Jin Lei, Ma Xuemei, Zhang Nan, Zhang Qian, Chen Xueming, Zhang Zhongtao, Ding Guoqian, Yu Hongzhi
Department of Vascular Surgery, Beijing Friendship Hospital, Capital Medical University, Beijing, People's Republic of China.
Department of General Surgery, Beijing Friendship Hospital, Capital Medical University, Beijing, People's Republic of China.
Cancer Manag Res. 2021 Nov 16;13:8599-8609. doi: 10.2147/CMAR.S332713. eCollection 2021.
This study aimed to explore the value of miR-181a-2-3p in cisplatin (DDP) treatment effectiveness prediction, and to reveal the function underlying the reversal of DDP resistance in patients with gastric cancer (GC).
miRNA expression dataset of three DDP-resistant GC cell lines and their DDP-sensitive parental cell lines obtained from GEO DataSets and GenBank, and functional miRNAs were annotated by bioinformatics analyses. Serum specimens and tumor samples were collected from 91 GC patients for understanding of the interrelation between chemotherapy response and miRNA expression. RT-qPCR validated these miRNAs at the transcriptional level in both gastric cancer cells and 91 gastric cancer patients. The correlation between the miRNAs expression and clinical parameters of the patients were analyzed. Receiver operating characteristics (ROC) analysis has been utilized to assess the diagnostic performance. The MTT and colony formation assays were performed to assess cell proliferation. Flow cytometry was conducted to detect cell apoptosis. DDP-resistant GC cells and their DDP-sensitive parental cells were transfected with miRNA mimic or inhibitor vector to overexpress or downregulate miRNA expression.
miR-181a-2-3p as a unique miRNA was found in the common differentially expressed-miRNAs (DE-miRNAs) after miRNA screening and validation from three DDP-resistant and DDP-sensitive gastric cancer cell lines.

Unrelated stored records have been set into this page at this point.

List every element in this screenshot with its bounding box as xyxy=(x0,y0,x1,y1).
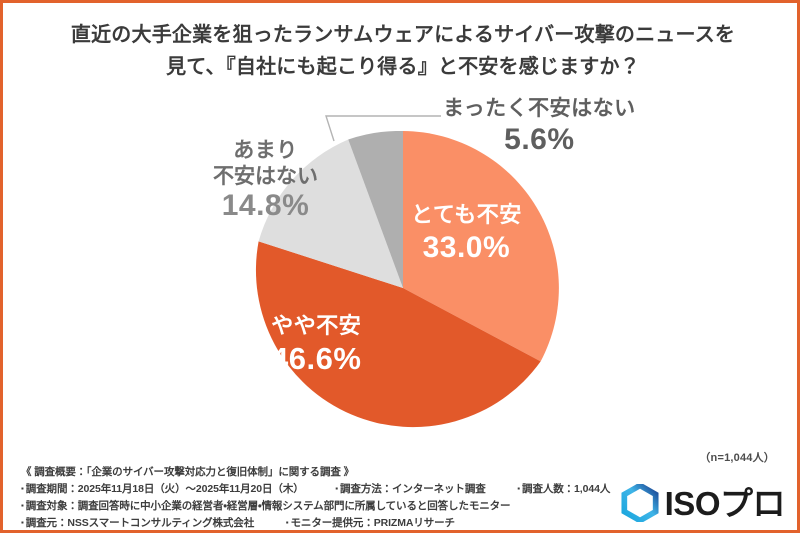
slice-label-none: まったく不安はない 5.6% xyxy=(443,97,636,156)
slice-label-some: やや不安 46.6% xyxy=(271,313,362,376)
slice-label-little-name-1: あまり xyxy=(233,139,298,162)
title-line-2: 見て、『自社にも起こり得る』と不安を感じますか？ xyxy=(166,56,640,79)
footer-target: 調査対象：調査回答時に中小企業の経営者・経営層・情報システム部門に所属していると… xyxy=(21,500,511,512)
slice-label-some-name: やや不安 xyxy=(271,313,362,338)
hexagon-icon xyxy=(621,484,659,522)
footer-row-overview: 《 調査概要：「企業のサイバー攻撃対応力と復旧体制」に関する調査 》 xyxy=(21,466,354,478)
pie-graphic xyxy=(246,131,560,445)
footer-row-target: 調査対象：調査回答時に中小企業の経営者・経営層・情報システム部門に所属していると… xyxy=(21,498,621,515)
slice-label-very-name: とても不安 xyxy=(411,202,522,227)
pie-slice-very xyxy=(403,131,559,362)
title-line-1: 直近の大手企業を狙ったランサムウェアによるサイバー攻撃のニュースを xyxy=(70,24,736,46)
slice-label-very: とても不安 33.0% xyxy=(411,202,522,264)
sample-size-note: （n=1,044人） xyxy=(699,452,775,464)
footer-source: 調査元：NSSスマートコンサルティング株式会社 xyxy=(21,517,254,529)
pie-slice-little xyxy=(258,139,403,288)
brand-name: ISOプロ xyxy=(664,484,786,522)
brand-logo[interactable]: ISOプロ xyxy=(621,484,786,522)
footer-row-period: 調査期間：2025年11月18日（火）〜2025年11月20日（木） 調査方法：… xyxy=(21,481,621,498)
pie-chart: とても不安 33.0% やや不安 46.6% あまり 不安はない 14.8% ま… xyxy=(3,97,797,458)
slice-label-none-pct: 5.6% xyxy=(504,122,575,156)
footer-method: 調査方法：インターネット調査 xyxy=(335,483,485,495)
slice-label-little-pct: 14.8% xyxy=(221,189,310,223)
slice-label-little: あまり 不安はない 14.8% xyxy=(213,139,318,223)
footer-monitor: モニター提供元：PRIZMAリサーチ xyxy=(286,517,455,529)
slice-label-little-name-2: 不安はない xyxy=(213,164,318,188)
slice-label-some-pct: 46.6% xyxy=(271,340,362,376)
footer-count: 調査人数：1,044人 xyxy=(517,483,610,495)
slice-label-none-name: まったく不安はない xyxy=(443,97,636,120)
survey-overview: 《 調査概要：「企業のサイバー攻撃対応力と復旧体制」に関する調査 》 調査期間：… xyxy=(21,464,621,530)
footer-period: 調査期間：2025年11月18日（火）〜2025年11月20日（木） xyxy=(21,483,304,495)
pie-slice-some xyxy=(255,241,541,428)
slice-label-very-pct: 33.0% xyxy=(422,230,511,264)
footer: 《 調査概要：「企業のサイバー攻撃対応力と復旧体制」に関する調査 》 調査期間：… xyxy=(3,458,797,530)
page-title: 直近の大手企業を狙ったランサムウェアによるサイバー攻撃のニュースを 見て、『自社… xyxy=(3,19,797,84)
pie-slice-none xyxy=(348,131,403,288)
footer-row-source: 調査元：NSSスマートコンサルティング株式会社 モニター提供元：PRIZMAリサ… xyxy=(21,515,621,530)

Clinical data analysis displayed that miR-181a-2-3p expression was apparently increased in larger tumor size (≥5 cm), higher T stage (T4), and chemotherapy resistance. miR-181a-2-3p (AUC=0.926, SE=0.028, 95% CI: 0.872-0.980, < 0.0001) differentiated chemosensitive GC patients from chemoresistant GC patients. miR-181a-2-3p presented a higher level in gastric cancer, and could serve as a valid biomarker to predict the overall survival of GC patients. Upregulation of miR-181a-2-3p rendered the apoptosis-inducing and anti-proliferative effects of DDP, while downregulating it decreased these effects.
miR-181a-2-3p can function as a therapeutic target and a tumor biomarker. Targeting oncogenic miR-181a-2-3p inhibits growth and suppresses cisplatin resistance of gastric cancer.

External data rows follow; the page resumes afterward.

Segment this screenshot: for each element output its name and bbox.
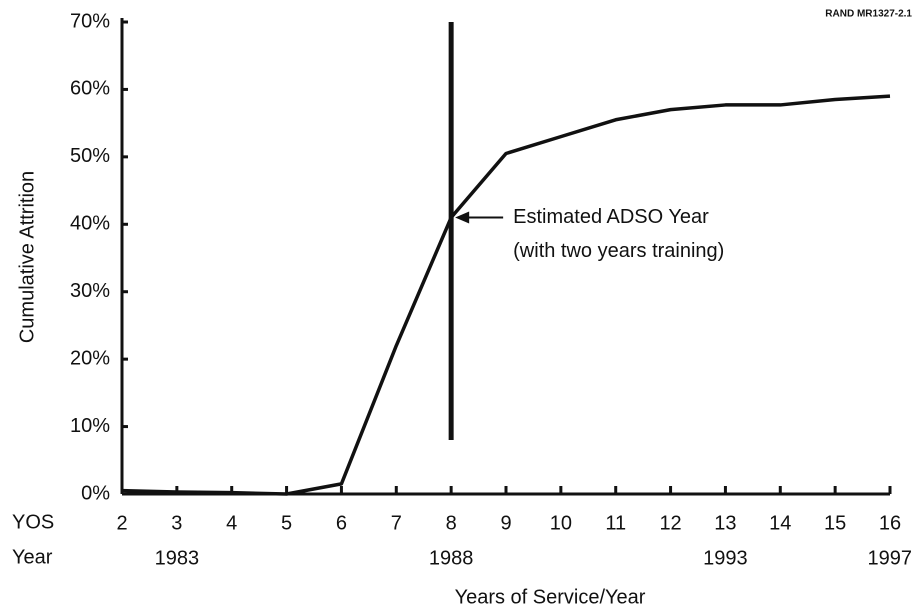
x-tick-label: 11 [605,512,626,534]
source-note: RAND MR1327-2.1 [825,9,912,20]
x-tick-label: 10 [550,512,572,534]
x-tick-label: 2 [116,512,127,534]
annotation-text: Estimated ADSO Year [513,206,709,228]
annotation-text: (with two years training) [513,240,724,262]
y-tick-label: 50% [70,145,110,167]
y-tick-label: 60% [70,78,110,100]
year-tick-label: 1988 [429,547,474,569]
x-tick-label: 7 [391,512,402,534]
x-tick-label: 12 [659,512,681,534]
x-tick-label: 8 [446,512,457,534]
x-tick-label: 14 [769,512,791,534]
y-tick-label: 20% [70,347,110,369]
x-tick-label: 13 [714,512,736,534]
y-tick-label: 0% [81,482,110,504]
x-tick-label: 9 [500,512,511,534]
x-tick-label: 16 [879,512,901,534]
x-axis-label: Years of Service/Year [455,586,646,608]
year-row-label: Year [12,546,53,568]
x-tick-label: 15 [824,512,846,534]
yos-row-label: YOS [12,511,54,533]
x-tick-label: 6 [336,512,347,534]
data-line [121,94,891,496]
y-tick-label: 70% [70,10,110,32]
x-tick-label: 3 [171,512,182,534]
y-axis-label: Cumulative Attrition [16,171,38,343]
y-tick-label: 10% [70,415,110,437]
x-tick-label: 4 [226,512,237,534]
y-tick-label: 30% [70,280,110,302]
x-tick-label: 5 [281,512,292,534]
year-tick-label: 1993 [703,547,748,569]
year-tick-label: 1983 [155,547,200,569]
y-tick-label: 40% [70,213,110,235]
annotation-arrowhead [455,211,470,224]
year-tick-label: 1997 [868,547,913,569]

本研究旨在探讨miR-181a-2-3p在顺铂(DDP)治疗效果预测中的价值,并揭示其逆转胃癌(GC)患者DDP耐药的潜在机制。
从GEO数据集和GenBank获取三种DDP耐药GC细胞系及其DDP敏感亲本细胞系的miRNA表达数据集,并通过生物信息学分析注释功能性miRNA。收集91例GC患者的血清标本和肿瘤样本,以了解化疗反应与miRNA表达之间的相互关系。RT-qPCR在胃癌细胞和91例胃癌患者中验证了这些miRNA在转录水平的表达。分析了miRNA表达与患者临床参数之间的相关性。采用受试者工作特征(ROC)分析评估诊断性能。进行MTT和集落形成试验以评估细胞增殖。通过流式细胞术检测细胞凋亡。用miRNA模拟物或抑制剂载体转染DDP耐药GC细胞及其DDP敏感亲本细胞,以过表达或下调miRNA表达。
在对三种DDP耐药和DDP敏感胃癌细胞系进行miRNA筛选和验证后,发现miR-181a-2-3p是常见的差异表达miRNA(DE-miRNA)中的独特miRNA。临床数据分析显示,miR-181a-2-3p在肿瘤较大(≥5 cm)、T分期较高(T4)和化疗耐药的患者中表达明显增加。miR-181a-2-3p(AUC=0.926,SE=0.028,95%CI:0.872-0.980,<0.0001)可区分化疗敏感和化疗耐药的GC患者。miR-181a-2-3p在胃癌中呈现较高水平,可作为预测GC患者总生存期的有效生物标志物。上调miR-181a-2-3p可增强DDP的诱导凋亡和抗增殖作用,而下调则降低这些作用。
miR-181a-2-3p可作为治疗靶点和肿瘤生物标志物。靶向致癌性miR-181a-2-3p可抑制胃癌生长并抑制顺铂耐药。